If you want to track down where stuff might be coming from, you can always \listfiles to get a full overview of your current package use (starting from a small example).

There are a few places were packages are so closely linked you might not have to list them both. The most obvious is TikZ/pgf: the two are different ‘layers’ of the same set up but are documented together, so if you load TikZ you can assume pgf. Of course, there is no harm in listing both!

### 2 thoughts on “Dependencies”

1. Denis J. Navas

I made this excersize with a template I use for class notes and discovered that the most complex package is polyglossia.

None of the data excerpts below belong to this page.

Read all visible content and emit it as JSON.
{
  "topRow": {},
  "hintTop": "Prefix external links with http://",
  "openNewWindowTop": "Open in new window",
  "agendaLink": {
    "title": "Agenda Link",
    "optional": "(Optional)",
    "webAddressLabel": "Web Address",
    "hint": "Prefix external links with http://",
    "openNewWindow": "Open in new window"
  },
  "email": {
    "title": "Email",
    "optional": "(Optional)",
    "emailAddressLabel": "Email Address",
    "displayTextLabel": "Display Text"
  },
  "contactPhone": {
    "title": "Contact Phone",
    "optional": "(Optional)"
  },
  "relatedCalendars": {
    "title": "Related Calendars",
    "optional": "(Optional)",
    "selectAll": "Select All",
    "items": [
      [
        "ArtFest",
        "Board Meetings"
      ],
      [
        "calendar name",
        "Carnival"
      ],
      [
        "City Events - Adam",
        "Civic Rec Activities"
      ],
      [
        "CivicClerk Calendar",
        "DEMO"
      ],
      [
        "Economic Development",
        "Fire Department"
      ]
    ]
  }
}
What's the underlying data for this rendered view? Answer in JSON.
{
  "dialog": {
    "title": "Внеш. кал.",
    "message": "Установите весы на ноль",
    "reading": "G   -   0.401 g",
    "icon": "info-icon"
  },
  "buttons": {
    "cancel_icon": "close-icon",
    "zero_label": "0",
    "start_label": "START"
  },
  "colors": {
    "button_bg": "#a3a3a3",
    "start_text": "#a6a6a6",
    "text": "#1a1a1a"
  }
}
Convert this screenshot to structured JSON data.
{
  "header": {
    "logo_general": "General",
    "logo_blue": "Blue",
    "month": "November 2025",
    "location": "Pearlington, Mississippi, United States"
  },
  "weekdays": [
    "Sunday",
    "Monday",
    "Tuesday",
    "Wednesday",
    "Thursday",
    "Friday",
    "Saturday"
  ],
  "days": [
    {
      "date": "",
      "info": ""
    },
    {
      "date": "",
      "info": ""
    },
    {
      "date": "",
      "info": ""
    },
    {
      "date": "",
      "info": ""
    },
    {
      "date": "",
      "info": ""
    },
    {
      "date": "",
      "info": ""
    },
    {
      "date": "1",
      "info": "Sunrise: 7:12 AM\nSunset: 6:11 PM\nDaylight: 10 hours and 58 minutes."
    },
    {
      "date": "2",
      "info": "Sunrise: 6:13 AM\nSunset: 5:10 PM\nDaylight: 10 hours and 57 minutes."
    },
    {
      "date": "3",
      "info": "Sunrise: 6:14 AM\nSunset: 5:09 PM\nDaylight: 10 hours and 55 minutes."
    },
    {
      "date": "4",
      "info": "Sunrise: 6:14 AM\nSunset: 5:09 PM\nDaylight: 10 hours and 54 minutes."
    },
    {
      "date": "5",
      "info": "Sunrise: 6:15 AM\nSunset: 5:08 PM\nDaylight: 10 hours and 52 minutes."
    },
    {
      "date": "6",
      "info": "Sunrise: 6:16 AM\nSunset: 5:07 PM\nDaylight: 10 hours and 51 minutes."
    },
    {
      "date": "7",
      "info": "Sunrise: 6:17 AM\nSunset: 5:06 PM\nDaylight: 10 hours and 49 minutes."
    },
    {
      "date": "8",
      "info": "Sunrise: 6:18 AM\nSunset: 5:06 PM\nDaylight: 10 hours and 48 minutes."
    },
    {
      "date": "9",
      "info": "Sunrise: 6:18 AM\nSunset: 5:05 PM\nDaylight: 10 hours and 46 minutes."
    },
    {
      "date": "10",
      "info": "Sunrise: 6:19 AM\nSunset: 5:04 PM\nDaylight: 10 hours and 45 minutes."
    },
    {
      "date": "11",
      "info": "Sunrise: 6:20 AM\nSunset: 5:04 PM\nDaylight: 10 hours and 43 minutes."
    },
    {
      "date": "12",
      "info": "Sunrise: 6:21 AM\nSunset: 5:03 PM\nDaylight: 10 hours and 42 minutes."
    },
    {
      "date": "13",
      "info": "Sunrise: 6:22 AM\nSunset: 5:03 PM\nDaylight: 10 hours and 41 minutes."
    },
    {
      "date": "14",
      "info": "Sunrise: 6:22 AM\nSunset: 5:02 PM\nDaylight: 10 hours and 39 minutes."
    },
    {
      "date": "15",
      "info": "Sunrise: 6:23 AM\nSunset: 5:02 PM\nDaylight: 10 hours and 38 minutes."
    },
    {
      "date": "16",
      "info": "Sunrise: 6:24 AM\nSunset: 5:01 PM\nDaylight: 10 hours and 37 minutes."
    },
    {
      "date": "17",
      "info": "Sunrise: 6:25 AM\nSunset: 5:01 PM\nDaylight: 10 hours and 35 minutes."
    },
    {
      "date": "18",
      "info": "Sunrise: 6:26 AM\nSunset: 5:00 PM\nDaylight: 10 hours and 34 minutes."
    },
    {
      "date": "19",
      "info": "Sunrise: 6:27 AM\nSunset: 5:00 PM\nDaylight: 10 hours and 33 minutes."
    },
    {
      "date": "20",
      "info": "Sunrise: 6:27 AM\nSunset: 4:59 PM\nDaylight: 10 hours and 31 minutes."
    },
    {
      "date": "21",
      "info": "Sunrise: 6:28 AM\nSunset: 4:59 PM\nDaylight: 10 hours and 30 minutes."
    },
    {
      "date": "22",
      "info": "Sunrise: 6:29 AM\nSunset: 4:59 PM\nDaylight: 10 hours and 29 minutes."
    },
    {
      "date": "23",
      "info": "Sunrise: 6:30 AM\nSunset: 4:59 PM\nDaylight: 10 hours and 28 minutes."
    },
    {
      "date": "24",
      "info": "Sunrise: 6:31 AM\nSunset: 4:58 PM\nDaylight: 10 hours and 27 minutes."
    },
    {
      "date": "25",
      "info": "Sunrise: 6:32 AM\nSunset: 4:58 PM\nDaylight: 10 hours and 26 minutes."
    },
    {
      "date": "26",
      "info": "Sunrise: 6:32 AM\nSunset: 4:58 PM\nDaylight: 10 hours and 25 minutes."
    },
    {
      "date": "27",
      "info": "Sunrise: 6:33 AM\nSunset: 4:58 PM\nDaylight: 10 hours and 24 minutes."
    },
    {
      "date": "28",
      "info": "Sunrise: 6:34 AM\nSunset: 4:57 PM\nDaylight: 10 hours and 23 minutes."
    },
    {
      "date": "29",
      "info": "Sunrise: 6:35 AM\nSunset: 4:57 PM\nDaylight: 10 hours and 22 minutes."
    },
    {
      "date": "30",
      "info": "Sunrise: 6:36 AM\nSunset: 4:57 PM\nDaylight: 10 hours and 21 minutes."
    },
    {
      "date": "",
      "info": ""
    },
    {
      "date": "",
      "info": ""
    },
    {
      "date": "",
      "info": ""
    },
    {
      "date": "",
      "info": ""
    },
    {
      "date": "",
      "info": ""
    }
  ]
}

Polyglossia requires the bidi package and this in turn, starts a complex maze of five required packages and zref-abspage, that through zref-base requires ltxcmds (again), infwarrer, kvsetkeys which requires infwarrer, etc … in total 14 requirements of 8 packages; zref-abspage also requires atbegshi which makes 15 requirements of 8 packages, six of these previously required by zref-base.

This makes me think that a polyglossia version without the bidi requirement, could help with a faster compile with LuaLaTeX, where polyglossia impact is more notorious and this have been considered in TeX StackExchange in the following questions:
– lualatex-is-consuming-40-sec-is-there-a-way-to-reduce
Package loading is quite a fast process in general: it’s largely down to the number of files so something like pgf (broken up into lots of files) is more of an issue that loading a dozen separate but ‘monolithic’ packages. As mentioned many times on TeX-sx and in other places, the time taken by LuaTeX for processing isn’t to do with loading packages but rather that it’s doing a lot of work with Unicode data structures.